Audience engagement goes beyond simply sharing an article, media or photo on social media. It involves creating a post that’s compelling enough to get your audience to interact with it. More importantly, it’s finding what your audience wants and capitalizing on it, says Ren LaForme, interactive learning producer at The Poynter Institute.
It’s not an easy process, and it requires assessing your audience, understanding their wants and giving them a reason to interact. Sharing is the easy part. Now, how can you get your audience to engage with your posts?
Know your audience
Finding out who your audience is will help you find out what types of posts they like to read and hope to see on your social media feeds. Start by asking yourself the average age of your audience, their average income and how they’re accessing your content.
Scroll through some of your old posts on social media. Examine which posts received the most interaction and strategize how you’ll capitalize on those posts. For instance, did you receive a lot of feedback on a “how to” post? If so, create a “how to” series on your website and post the articles weekly on your social media accounts. Did most of your interactions come from Facebook? If so, be sure to maintain a consistent posting schedule on Facebook. Key in on your strong suits and use them as leverage to improve your audience engagement.
Get your audience excited
Now that you’ve determined your core audience, develop a posting strategy for your social media accounts. Determine how often you’re going to post and what types of content you’ll share on each platform.
“The ‘ideal’ frequency depends entirely on your business goals and the amount of time that you are willing to commit to your social media marketing efforts,” says Neil Patel, co-founder of Crazy Egg, Hello Bar and KISSmetrics, in an article on Forbes.
If you don’t have the resources to post frequently on your social media pages, or if posting a lot simply isn’t a part of your social media strategy, make sure you capitalize on your audience’s interests.
An integral part of this includes offering opportunities for your audience to engage throughout your writing process. If you’re writing a particularly intriguing feature story, let your audience know what you’re working on and offer them little previews or tidbits of your piece, LaForme says. You can do this by sharing quotes, images or teasers of your work.
LaForme also suggests sending out a number of connecting tweets in regard to your story, as well as sharing your story with the sources who helped you write it.
Don’t hold back
Even if you’re new to audience engagement, one of the most important goals is to establish your brand as an industry leader.

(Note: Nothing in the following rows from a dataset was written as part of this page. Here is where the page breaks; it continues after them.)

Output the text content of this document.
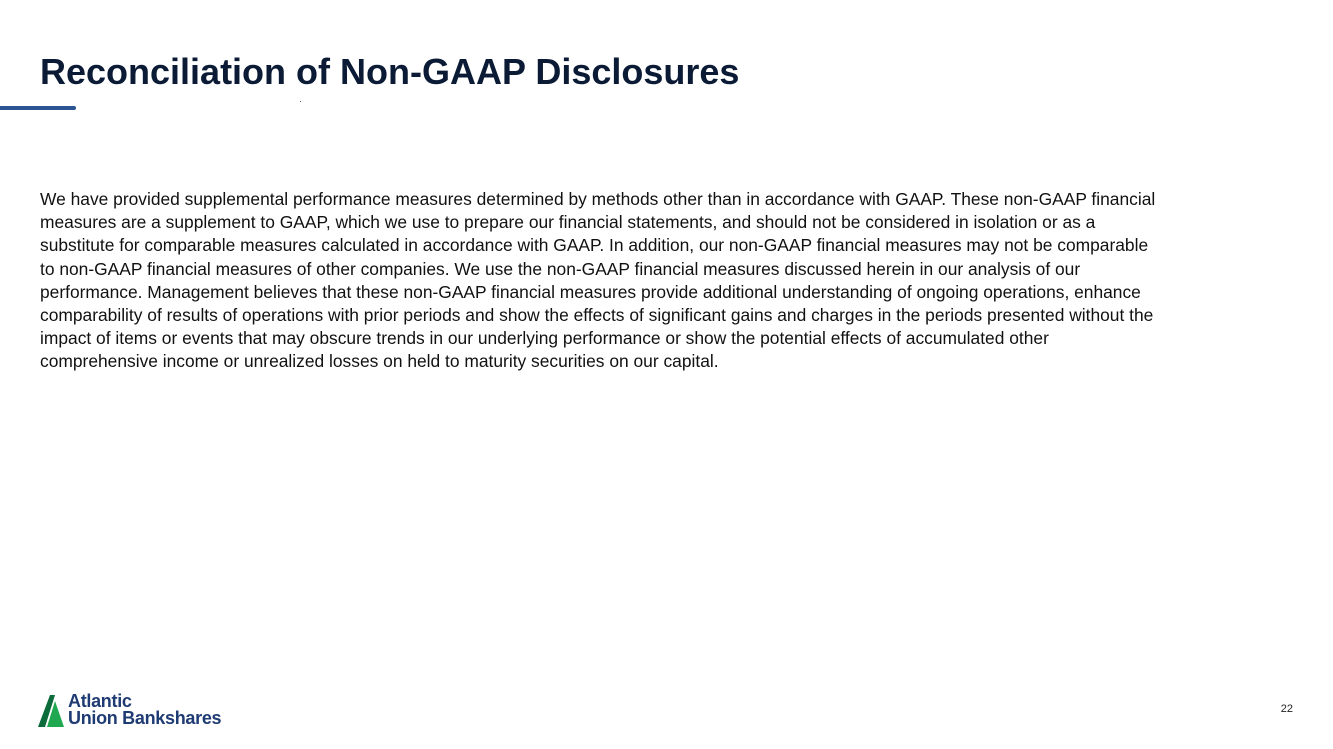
Reconciliation of Non-GAAP Disclosures

We have provided supplemental performance measures determined by methods other than in accordance with GAAP. These non-GAAP financial
measures are a supplement to GAAP, which we use to prepare our financial statements, and should not be considered in isolation or as a
substitute for comparable measures calculated in accordance with GAAP. In addition, our non-GAAP financial measures may not be comparable
to non-GAAP financial measures of other companies. We use the non-GAAP financial measures discussed herein in our analysis of our
performance. Management believes that these non-GAAP financial measures provide additional understanding of ongoing operations, enhance
comparability of results of operations with prior periods and show the effects of significant gains and charges in the periods presented without the
impact of items or events that may obscure trends in our underlying performance or show the potential effects of accumulated other
comprehensive income or unrealized losses on held to maturity securities on our capital.

Atlantic
Union Bankshares	22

Don’t hold back and don’t be boring: Respond to readers’ comments, ask readers for their input and share posts from other industry leaders on your pages.
“You need to show people that you’re comfortable being an expert on your topic,” LaForme says. “Don’t always publish your own stuff,” he adds.
When users engage with your posts, don’t hold back from responding to them. Develop a tone and company guidelines for how you’ll respond to a comment, whether it’s a rude or friendly one.
Post like you talk, LaForme says. Ask yourself what you’d say to a friend and use that tone. It’ll help you avoid being stiff or boring.
Finally, don’t be afraid to try something new. For example, Wendy’s introduced a new, sassy tone that’s leveraged engagement from its nearly 2 million followers. When user @_inkedSnowFlake sent a tweet to the fast food chain asking where the nearest McDonald’s is, Wendy’s responded with a picture of a garbage can. The tweet earned more than 13,000 retweets and nearly 40,000 engagements.
Audience engagement won’t happen overnight. It’s a process that requires time and dedication from your entire organization. If one strategy doesn’t work, move onto another.
Keep your chin up and have fun with it, LaForme advises. “It’s really such a huge opportunity.